Hey all,
I’ve been working on a pandas data validation package called pandera that enables users to:
- check the types and properties of each column in a Dataframe (or key-value pairs in a Series)
- do more complex statistical validation like hypothesis testing.
- seamlessly integrate with existing data analysis/processing pipelines via decorators.
Package Scope
-
Data munging: make ETL/data analysis/data processing pipelines more reliable.
-
Reproducibility: properties of dataframes are validated at run-time, so e.g. collaborators can execute unit tests on data more easily.
Before submitting a package proposal, I just wanted to get a sense of whether this package is appropriate for pyOpenSci. A collaborator and I put together this checklist that we’re working through, and below that is a brief summary of similar packages in Python and pandera’s differentiating features.
2 Likes
hey @cosmicBboy !! Welcome to our community forum. I’ve been out of the office for a few days and am just catching up on messages!! i’ll get back to you on this submission in the next few days however! it looks like a great package as I would imagine many people do want a mechanism to properly validate dataframes!
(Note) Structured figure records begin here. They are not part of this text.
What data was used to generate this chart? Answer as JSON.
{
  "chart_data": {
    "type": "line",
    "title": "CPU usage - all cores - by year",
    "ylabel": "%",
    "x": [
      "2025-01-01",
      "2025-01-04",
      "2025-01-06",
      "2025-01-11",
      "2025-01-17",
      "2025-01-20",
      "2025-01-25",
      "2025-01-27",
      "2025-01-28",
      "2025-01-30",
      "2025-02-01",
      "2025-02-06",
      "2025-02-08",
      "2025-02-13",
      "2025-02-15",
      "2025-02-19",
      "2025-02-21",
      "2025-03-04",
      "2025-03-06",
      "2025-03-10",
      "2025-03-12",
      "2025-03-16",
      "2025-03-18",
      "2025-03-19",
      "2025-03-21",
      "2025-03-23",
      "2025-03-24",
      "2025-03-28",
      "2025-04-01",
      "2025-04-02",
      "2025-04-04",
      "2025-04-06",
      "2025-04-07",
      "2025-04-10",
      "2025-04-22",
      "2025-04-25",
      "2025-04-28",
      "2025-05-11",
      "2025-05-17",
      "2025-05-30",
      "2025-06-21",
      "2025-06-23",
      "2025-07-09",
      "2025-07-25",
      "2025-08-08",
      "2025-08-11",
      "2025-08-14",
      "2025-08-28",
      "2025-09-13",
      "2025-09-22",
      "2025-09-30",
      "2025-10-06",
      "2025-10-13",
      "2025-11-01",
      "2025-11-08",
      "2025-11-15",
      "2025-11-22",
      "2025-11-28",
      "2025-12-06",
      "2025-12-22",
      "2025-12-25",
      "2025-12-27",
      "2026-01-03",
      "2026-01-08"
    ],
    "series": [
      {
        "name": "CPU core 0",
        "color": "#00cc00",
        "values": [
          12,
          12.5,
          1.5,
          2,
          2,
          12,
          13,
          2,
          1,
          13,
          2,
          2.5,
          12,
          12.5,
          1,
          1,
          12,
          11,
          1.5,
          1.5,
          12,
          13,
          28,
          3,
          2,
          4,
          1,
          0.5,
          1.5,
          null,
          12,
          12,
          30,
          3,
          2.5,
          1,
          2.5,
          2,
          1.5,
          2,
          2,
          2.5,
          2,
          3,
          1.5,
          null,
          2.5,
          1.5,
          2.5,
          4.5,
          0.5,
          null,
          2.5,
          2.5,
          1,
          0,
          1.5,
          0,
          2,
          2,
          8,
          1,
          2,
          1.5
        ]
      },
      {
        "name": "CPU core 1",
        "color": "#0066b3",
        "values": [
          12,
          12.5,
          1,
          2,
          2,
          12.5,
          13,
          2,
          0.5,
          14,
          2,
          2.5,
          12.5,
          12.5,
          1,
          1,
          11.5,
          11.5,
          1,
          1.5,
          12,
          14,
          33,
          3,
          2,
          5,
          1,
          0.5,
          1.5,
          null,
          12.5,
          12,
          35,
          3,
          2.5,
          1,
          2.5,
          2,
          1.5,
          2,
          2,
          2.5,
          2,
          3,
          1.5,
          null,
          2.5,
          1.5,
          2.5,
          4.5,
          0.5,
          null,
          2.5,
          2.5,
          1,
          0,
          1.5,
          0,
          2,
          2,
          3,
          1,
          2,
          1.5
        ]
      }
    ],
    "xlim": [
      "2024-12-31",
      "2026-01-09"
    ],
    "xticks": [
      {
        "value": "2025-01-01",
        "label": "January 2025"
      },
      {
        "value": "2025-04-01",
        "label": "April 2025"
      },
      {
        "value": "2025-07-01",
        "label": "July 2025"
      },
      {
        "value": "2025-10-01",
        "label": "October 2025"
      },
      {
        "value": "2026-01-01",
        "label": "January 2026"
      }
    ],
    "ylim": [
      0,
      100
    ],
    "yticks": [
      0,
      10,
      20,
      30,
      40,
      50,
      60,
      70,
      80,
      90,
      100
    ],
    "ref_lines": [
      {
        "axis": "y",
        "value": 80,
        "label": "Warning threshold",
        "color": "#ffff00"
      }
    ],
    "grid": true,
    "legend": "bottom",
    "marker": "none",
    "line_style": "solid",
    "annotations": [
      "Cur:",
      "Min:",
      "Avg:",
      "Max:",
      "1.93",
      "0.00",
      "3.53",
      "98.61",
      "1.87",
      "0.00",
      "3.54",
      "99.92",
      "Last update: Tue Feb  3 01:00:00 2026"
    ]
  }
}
In the meantime pinging a few friends on this for input on this submission.
@luizirber @leouieda @choldgraf @carsonfarmer @lheagy @marskar
Hi @lwasser,
DataFrame validation is hugely important. I think this package is a nice fit / of great interest.
1 Like
also for reference, I wrote a blog post that analyzes New York 311 Data as a case study on using pandera on real-world data.
1 Like
This is great! @cosmicBboyi suggest that you submit a formal review submission here: https://github.com/pyOpenSci/software-review/issues typically people would submit a presubmission inquiry first there but given we’ve already had a look at your package, i suggest that you just submit the package for review (when you are ready) and then reference / link to this thread as your presubmission! Please let us know if you have any questions.
awesome! thanks @lwasser, I’ll create a submission in the next few days.